A telecom nightmare: VOIP over Wi-Fi

Amid all the hoopla of the 3GSM conference in Geneva last week, most of which seemed to revolve around Microsoft getting into “push” email to compete with the BlackBerry, there were a couple of announcements that probably had telecom companies biting their fingernails (if they weren’t already, that is). One of these came from Microsoft head coach Steve Ballmer, who described how one of the features of the new Office Communicator suite would be the ability to make free VOIP calls over Wi-Fi from your cellphone (running Windows Mobile of course).

Come to think of it, Skype might be a little nervous at that idea too – not to mention the company that paid as much as $4-billion for it. But think about a carrier such as Verizon or AT&T. Their game up to this point has been selling mobile phones and services as fast as they can, in order to make up for the fact that regular old wired phone service is a moribund business. What if even a small percentage of those users (particularly the free-spending business types) could suddenly make free voice calls over Wi-Fi?

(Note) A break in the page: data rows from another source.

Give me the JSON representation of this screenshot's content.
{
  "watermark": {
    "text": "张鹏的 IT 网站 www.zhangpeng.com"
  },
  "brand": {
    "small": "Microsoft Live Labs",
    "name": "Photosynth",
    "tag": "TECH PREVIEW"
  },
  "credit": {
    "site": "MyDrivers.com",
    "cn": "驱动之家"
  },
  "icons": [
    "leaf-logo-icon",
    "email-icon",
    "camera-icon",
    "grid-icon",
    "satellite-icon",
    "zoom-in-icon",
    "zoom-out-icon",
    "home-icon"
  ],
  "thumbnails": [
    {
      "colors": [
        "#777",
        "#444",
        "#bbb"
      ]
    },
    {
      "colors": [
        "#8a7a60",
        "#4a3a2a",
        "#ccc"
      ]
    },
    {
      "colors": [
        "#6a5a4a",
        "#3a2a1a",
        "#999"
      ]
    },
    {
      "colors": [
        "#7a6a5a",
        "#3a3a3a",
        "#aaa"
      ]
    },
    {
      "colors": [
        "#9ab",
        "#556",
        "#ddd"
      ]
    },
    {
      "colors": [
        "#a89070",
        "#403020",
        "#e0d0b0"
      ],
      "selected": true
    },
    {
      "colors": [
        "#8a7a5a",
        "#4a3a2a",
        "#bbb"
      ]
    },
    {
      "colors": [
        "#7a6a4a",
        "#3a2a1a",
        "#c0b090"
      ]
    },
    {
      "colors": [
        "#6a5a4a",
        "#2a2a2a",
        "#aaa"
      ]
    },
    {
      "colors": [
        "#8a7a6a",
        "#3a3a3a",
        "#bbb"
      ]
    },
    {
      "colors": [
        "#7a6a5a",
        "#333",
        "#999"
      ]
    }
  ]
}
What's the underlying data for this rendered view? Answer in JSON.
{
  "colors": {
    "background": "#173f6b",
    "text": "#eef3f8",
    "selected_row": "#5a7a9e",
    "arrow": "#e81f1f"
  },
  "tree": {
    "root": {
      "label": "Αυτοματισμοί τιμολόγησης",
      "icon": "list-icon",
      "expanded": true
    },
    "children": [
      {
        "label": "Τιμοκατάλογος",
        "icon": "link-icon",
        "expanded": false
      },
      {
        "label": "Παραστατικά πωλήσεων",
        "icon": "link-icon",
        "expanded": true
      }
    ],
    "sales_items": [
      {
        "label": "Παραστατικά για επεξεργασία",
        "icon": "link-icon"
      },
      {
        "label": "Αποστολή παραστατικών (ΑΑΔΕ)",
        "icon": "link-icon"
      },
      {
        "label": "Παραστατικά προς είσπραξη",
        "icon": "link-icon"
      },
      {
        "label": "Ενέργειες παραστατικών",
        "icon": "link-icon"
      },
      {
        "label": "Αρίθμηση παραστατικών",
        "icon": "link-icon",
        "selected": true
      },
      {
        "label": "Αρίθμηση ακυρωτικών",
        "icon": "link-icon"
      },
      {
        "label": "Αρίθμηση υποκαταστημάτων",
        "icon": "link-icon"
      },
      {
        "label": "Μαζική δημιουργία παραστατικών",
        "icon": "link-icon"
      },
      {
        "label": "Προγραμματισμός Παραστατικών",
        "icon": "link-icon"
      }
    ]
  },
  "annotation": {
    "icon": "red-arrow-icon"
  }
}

If I were a telecom player, that would certainly keep me awake at night. According to one British telecom analyst, voice revenues are set to plunge. “The premium for wireless voice, without mobility, will disappear as wi-fi networks spread,” Westhall Capital analyst Cyrus Mewawalla said. “By our estimates, that puts 75% of the market for mobile voice revenues at risk of a substantial price downgrade (in the order of 50%-80%). For some international calls, prices could fall by 90% or more.” And Nokia has made it clear it is determined to support VOIP over Wi-Fi: “Internet voice is going mobile,” said Nokia head Jorma Ollila.

The telecom companies aren’t completely powerless in all this. Nokia, Microsoft, Motorola and Research In Motion want access to their customers and networks, and they also want the carriers to subsidize their devices so that more people will buy them. That gives them leverage – but it may only allow them to slow the speed with which VOIP eats into their business, not stop it altogether.